To find the zeros of the equation \( y + 9x = x^3 \), we first set \( y = 0 \). This gives us the equation \( 0 + 9x = x^3 \), or \( x^3 - 9x = 0 \). Factoring out \( x \), we have \( x(x^2 - 9) = 0 \), which further factors to \( x(x - 3)(x + 3) = 0 \). Thus, the zeros are \( x = 0, 3, -3 \), corresponding to the points \( (0,0), (3,0), (-3,0) \). Now, picture this: each zero you found represents a point where the graph of the function touches or crosses the x-axis.

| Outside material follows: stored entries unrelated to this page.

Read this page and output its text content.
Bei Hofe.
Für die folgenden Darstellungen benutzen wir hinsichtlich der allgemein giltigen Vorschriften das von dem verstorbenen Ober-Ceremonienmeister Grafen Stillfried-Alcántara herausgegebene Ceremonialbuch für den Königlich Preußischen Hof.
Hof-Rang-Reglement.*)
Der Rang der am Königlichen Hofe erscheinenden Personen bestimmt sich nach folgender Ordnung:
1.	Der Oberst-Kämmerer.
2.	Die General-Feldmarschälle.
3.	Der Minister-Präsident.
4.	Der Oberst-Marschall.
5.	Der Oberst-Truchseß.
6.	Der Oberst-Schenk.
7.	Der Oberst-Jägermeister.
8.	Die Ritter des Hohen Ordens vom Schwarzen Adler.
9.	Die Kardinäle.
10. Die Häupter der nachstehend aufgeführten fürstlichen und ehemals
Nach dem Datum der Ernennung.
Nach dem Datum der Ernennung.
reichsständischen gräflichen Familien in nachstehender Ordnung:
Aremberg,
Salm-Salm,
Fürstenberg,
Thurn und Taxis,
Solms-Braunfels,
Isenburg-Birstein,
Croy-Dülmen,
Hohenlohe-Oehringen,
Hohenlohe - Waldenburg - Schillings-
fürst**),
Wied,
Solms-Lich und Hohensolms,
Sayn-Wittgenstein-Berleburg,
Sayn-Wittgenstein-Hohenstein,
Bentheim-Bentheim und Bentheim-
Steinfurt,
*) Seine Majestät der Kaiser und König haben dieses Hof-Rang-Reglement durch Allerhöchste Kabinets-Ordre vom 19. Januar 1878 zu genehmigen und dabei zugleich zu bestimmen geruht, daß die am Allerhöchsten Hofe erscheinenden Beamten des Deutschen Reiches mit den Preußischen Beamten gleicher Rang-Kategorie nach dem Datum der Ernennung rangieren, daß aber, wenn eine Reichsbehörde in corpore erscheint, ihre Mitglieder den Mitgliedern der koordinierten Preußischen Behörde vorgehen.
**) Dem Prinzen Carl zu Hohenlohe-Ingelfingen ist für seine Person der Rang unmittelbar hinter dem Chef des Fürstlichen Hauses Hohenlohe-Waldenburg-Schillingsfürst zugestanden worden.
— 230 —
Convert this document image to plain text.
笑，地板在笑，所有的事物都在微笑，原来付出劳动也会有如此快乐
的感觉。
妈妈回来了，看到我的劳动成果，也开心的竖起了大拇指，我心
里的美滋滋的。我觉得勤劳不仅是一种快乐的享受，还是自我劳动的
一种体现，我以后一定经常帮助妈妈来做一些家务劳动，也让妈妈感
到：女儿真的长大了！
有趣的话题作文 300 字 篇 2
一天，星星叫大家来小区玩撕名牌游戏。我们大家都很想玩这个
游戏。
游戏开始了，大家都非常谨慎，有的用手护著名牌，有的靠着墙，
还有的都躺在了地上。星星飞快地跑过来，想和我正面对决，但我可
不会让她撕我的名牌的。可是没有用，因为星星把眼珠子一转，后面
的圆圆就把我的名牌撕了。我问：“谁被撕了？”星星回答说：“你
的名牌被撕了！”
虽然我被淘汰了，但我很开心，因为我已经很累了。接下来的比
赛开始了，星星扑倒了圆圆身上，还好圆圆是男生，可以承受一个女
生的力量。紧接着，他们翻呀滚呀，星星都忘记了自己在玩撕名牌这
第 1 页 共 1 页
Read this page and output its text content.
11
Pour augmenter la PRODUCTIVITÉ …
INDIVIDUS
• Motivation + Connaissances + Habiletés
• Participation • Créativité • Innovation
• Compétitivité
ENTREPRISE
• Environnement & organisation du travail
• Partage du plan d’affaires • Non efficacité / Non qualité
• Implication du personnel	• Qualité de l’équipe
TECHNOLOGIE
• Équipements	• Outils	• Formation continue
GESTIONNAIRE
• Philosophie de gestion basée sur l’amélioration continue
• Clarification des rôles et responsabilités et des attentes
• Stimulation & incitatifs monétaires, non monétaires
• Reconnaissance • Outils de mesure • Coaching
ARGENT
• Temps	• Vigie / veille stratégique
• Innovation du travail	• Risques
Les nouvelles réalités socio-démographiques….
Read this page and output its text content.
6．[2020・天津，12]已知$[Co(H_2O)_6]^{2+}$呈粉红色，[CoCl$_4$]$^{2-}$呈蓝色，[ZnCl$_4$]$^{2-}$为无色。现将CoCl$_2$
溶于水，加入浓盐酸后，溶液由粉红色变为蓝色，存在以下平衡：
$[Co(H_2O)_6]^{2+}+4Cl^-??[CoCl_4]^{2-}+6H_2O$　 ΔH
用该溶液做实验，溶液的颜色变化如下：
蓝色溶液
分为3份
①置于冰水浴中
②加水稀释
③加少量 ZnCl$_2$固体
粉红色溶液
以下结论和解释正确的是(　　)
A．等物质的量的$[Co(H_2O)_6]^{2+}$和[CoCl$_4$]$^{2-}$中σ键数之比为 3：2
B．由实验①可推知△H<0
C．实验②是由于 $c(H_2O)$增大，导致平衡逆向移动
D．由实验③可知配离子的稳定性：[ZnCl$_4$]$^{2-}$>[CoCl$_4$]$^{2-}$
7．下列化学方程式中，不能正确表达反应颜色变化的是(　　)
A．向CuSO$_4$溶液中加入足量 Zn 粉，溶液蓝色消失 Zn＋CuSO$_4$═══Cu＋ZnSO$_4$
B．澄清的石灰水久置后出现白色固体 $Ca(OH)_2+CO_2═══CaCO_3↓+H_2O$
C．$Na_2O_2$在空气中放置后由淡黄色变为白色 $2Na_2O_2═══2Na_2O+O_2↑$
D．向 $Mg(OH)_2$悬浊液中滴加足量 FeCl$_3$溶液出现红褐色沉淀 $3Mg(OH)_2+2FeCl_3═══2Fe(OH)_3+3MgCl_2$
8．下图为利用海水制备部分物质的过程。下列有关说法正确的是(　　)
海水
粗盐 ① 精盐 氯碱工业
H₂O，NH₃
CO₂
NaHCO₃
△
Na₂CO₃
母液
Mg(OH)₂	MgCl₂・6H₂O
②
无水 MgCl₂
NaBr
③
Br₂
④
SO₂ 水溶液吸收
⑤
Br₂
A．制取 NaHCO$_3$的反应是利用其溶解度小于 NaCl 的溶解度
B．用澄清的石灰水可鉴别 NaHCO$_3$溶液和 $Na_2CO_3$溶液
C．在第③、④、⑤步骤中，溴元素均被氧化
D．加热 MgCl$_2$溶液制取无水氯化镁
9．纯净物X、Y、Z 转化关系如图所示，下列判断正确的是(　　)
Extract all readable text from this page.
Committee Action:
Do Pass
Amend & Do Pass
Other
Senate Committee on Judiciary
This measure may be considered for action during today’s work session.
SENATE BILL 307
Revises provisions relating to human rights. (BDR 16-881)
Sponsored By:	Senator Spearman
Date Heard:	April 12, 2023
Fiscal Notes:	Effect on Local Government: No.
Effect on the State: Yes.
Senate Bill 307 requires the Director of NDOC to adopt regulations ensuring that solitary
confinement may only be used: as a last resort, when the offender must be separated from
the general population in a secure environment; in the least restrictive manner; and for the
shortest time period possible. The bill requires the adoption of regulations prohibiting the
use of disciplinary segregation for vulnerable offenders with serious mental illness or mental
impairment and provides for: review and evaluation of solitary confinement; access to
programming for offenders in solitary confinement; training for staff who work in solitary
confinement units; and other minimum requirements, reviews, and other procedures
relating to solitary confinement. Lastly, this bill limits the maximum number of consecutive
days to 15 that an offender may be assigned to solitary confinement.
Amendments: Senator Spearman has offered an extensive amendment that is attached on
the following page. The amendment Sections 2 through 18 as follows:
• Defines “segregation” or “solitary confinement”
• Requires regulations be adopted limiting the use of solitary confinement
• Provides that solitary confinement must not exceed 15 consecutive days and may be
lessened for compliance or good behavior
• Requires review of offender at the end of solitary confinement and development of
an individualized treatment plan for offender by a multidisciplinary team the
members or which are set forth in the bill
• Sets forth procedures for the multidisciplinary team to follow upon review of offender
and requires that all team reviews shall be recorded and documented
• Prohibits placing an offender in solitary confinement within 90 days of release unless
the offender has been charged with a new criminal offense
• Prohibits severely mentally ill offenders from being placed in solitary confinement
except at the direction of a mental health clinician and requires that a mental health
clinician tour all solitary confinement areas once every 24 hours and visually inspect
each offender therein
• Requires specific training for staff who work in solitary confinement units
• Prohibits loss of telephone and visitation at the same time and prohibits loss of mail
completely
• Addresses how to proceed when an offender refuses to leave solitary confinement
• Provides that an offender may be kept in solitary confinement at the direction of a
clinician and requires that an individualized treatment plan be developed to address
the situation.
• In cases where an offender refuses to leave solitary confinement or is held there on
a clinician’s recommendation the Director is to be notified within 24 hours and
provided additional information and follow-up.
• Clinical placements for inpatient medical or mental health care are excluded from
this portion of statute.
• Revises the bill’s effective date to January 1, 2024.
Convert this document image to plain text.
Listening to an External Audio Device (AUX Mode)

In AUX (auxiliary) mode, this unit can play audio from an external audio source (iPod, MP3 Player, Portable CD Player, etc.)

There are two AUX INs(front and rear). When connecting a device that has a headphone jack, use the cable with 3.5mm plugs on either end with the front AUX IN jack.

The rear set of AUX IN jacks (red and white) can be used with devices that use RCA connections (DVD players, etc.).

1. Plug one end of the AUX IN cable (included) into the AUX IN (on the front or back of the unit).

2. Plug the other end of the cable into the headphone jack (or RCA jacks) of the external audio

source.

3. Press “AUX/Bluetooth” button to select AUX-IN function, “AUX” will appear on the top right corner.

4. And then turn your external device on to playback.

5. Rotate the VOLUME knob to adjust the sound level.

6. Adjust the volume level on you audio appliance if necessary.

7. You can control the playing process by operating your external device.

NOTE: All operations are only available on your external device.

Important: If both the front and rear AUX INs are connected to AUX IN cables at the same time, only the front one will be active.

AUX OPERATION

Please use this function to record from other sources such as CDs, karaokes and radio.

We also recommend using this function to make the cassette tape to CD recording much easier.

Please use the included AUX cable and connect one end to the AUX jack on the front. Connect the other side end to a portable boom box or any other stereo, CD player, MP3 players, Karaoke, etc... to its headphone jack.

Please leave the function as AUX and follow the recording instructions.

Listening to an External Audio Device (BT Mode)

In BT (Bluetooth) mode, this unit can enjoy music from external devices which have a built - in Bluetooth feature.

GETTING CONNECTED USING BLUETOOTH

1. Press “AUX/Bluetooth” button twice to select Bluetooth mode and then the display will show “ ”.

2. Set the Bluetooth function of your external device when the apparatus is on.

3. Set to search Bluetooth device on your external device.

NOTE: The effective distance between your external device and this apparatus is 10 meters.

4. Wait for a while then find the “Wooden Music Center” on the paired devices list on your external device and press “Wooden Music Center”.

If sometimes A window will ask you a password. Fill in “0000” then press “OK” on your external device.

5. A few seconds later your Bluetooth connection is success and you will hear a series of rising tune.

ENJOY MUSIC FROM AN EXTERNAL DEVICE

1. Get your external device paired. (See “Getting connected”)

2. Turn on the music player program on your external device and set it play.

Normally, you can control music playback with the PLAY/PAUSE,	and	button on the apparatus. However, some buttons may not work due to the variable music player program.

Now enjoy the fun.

It's like having three cheerful friends (the zeros) joining a party at the x-axis, each bringing their own vibe to the equation! For a bit of further exploration, why not play around with graphing the original equation? Visualizing it can provide a clearer understanding of how those zeros interact with the curve. You might find that the curvature changes around these points, leading to discussions about local maxima and minima!